Plus de 40 personnes auraient été prises en otage par les combattants ADF en l’espace d’une semaine dans plusieurs villages du groupement Babila-Teturi, en territoire de Mambasa, dans la province de l’Ituri. L’alerte a été lancée ce mercredi 12 août 2026 par la société civile locale, qui dénonce également des enlèvements ciblant particulièrement des enfants de moins de 16 ans.
Selon Zephani Kataliko, président de cette structure citoyenne, plusieurs villages situés dans cette partie du territoire de Mambasa seraient actuellement exposés à la présence des combattants ADF. Il évoque notamment les villages Etabe et Masekeda, où plusieurs enlèvements auraient été enregistrés au cours de la dernière semaine.
« Celui qui est revenu de la brousse, des mains de l’ennemi, après avoir abandonné son enfant entre les mains des ADF, on lui a refusé de prendre son enfant d’environ 14 ans. Ce rescapé nous a dit qu’il a laissé 19 enfants et trois adultes. Parmi ces enfants, il y a 5 filles et les autres sont des garçons. En une semaine, 40 personnes viennent d’être emportées par l’ennemi dans les villages Etabe et Masekeda », dit-il.
Le président de la société civile alerte également sur la présence de ces combattants dans plusieurs villages situés à l’ouest du groupement Babila-Teturi. Il appelle les habitants, particulièrement les agriculteurs qui se rendent dans leurs champs, à renforcer leur vigilance.

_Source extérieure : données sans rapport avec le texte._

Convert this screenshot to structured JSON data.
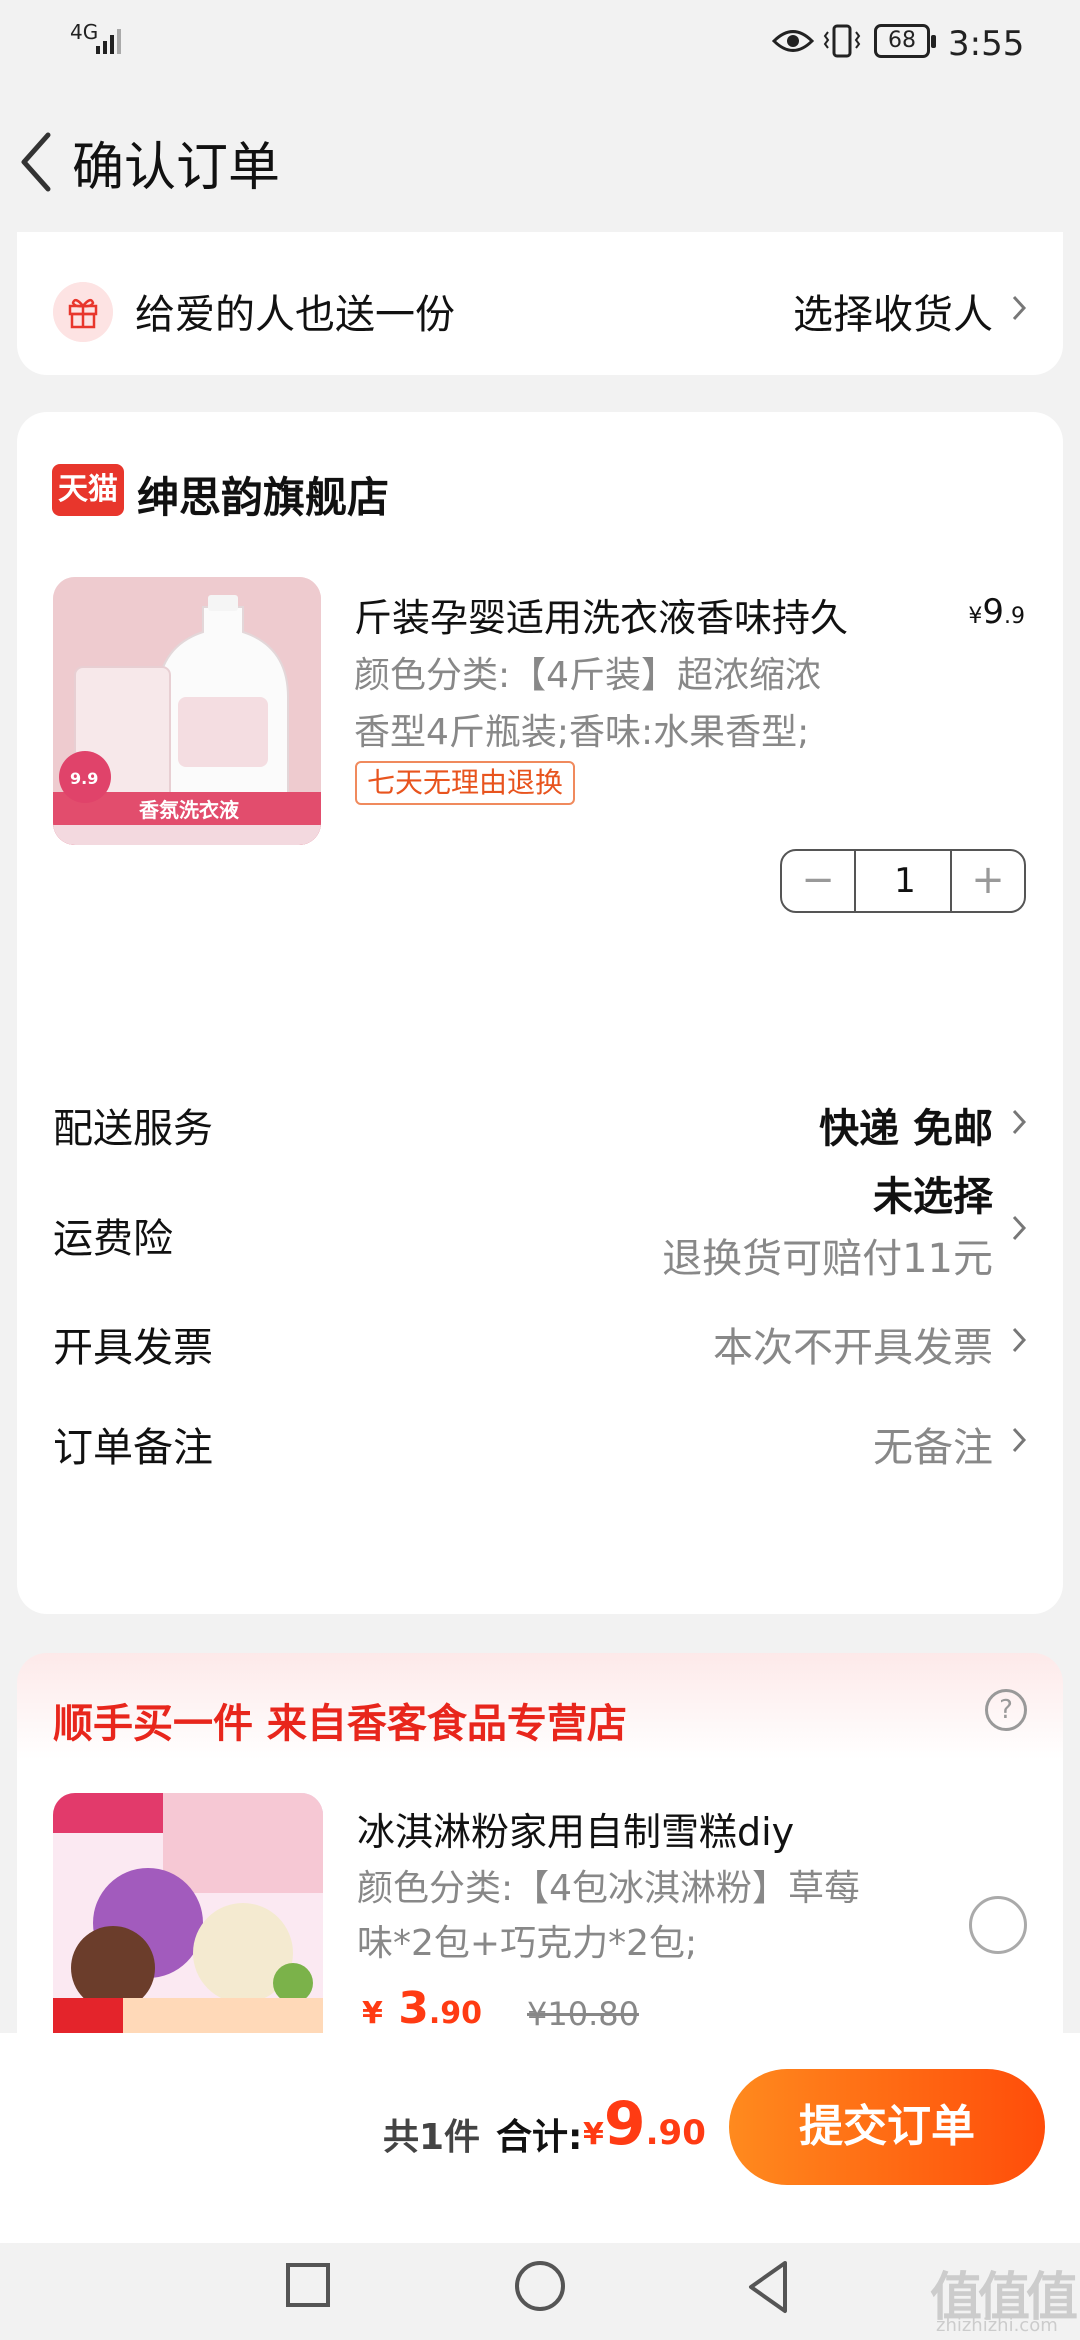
{
  "status_bar": {
    "network": "4G",
    "battery": "68",
    "time": "3:55"
  },
  "header": {
    "title": "确认订单"
  },
  "gift": {
    "label": "给爱的人也送一份",
    "action": "选择收货人"
  },
  "shop": {
    "badge": "天猫",
    "name": "绅思韵旗舰店",
    "product": {
      "title": "斤装孕婴适用洗衣液香味持久",
      "price_symbol": "¥",
      "price_int": "9",
      "price_dec": ".9",
      "spec_line1": "颜色分类:【4斤装】超浓缩浓",
      "spec_line2": "香型4斤瓶装;香味:水果香型;",
      "tag": "七天无理由退换",
      "quantity": "1",
      "minus": "−",
      "plus": "+"
    },
    "rows": {
      "delivery_label": "配送服务",
      "delivery_value": "快递 免邮",
      "insurance_label": "运费险",
      "insurance_value": "未选择",
      "insurance_sub": "退换货可赔付11元",
      "invoice_label": "开具发票",
      "invoice_value": "本次不开具发票",
      "note_label": "订单备注",
      "note_value": "无备注"
    }
  },
  "recommend": {
    "title": "顺手买一件  来自香客食品专营店",
    "help": "?",
    "product": {
      "name": "冰淇淋粉家用自制雪糕diy",
      "spec_line1": "颜色分类:【4包冰淇淋粉】草莓",
      "spec_line2": "味*2包+巧克力*2包;",
      "price_symbol": "¥",
      "price_int": "3",
      "price_dec": ".90",
      "old_price": "¥10.80"
    }
  },
  "footer": {
    "count": "共1件",
    "total_label": "合计:",
    "total_symbol": "¥",
    "total_int": "9",
    "total_dec": ".90",
    "submit": "提交订单"
  },
  "watermark": {
    "logo": "值值值",
    "site": "zhizhizhi.com"
  },
  "colors": {
    "accent": "#ff4d0a",
    "price": "#ff3b13",
    "tmall": "#e8362c"
  }
}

« Les agriculteurs qui font leurs activités champêtres dans ces entités doivent être vigilants. Cet ennemi qui circule partout se dit être des Maï-Maï, mais en réalité ce sont des ADF-MTM. Et tous ceux qui seraient encore dans leurs champs doivent quitter la forêt, car pour le moment, cet ennemi est en train de dorloter les civils et risque de s’en prendre à eux. C’est à cette occasion que j’appelle les services de sécurité à faire de leur mieux pour neutraliser ce groupe armé », a-t-il ajouté.
La société civile demande ainsi aux services de défense et de sécurité de renforcer leur présence dans cette partie du territoire afin de protéger les civils et de faire face à la menace des groupes armés.
Depuis plusieurs mois, le territoire de Mambasa reste confronté à l’activisme des ADF. Des civils y sont régulièrement victimes de meurtres et d’enlèvements, tandis que plusieurs biens sont pillés ou incendiés.
Pour protester contre la persistance de cette insécurité, la société civile locale a par ailleurs annoncé un mouvement d’incivisme fiscal d’une durée de six mois.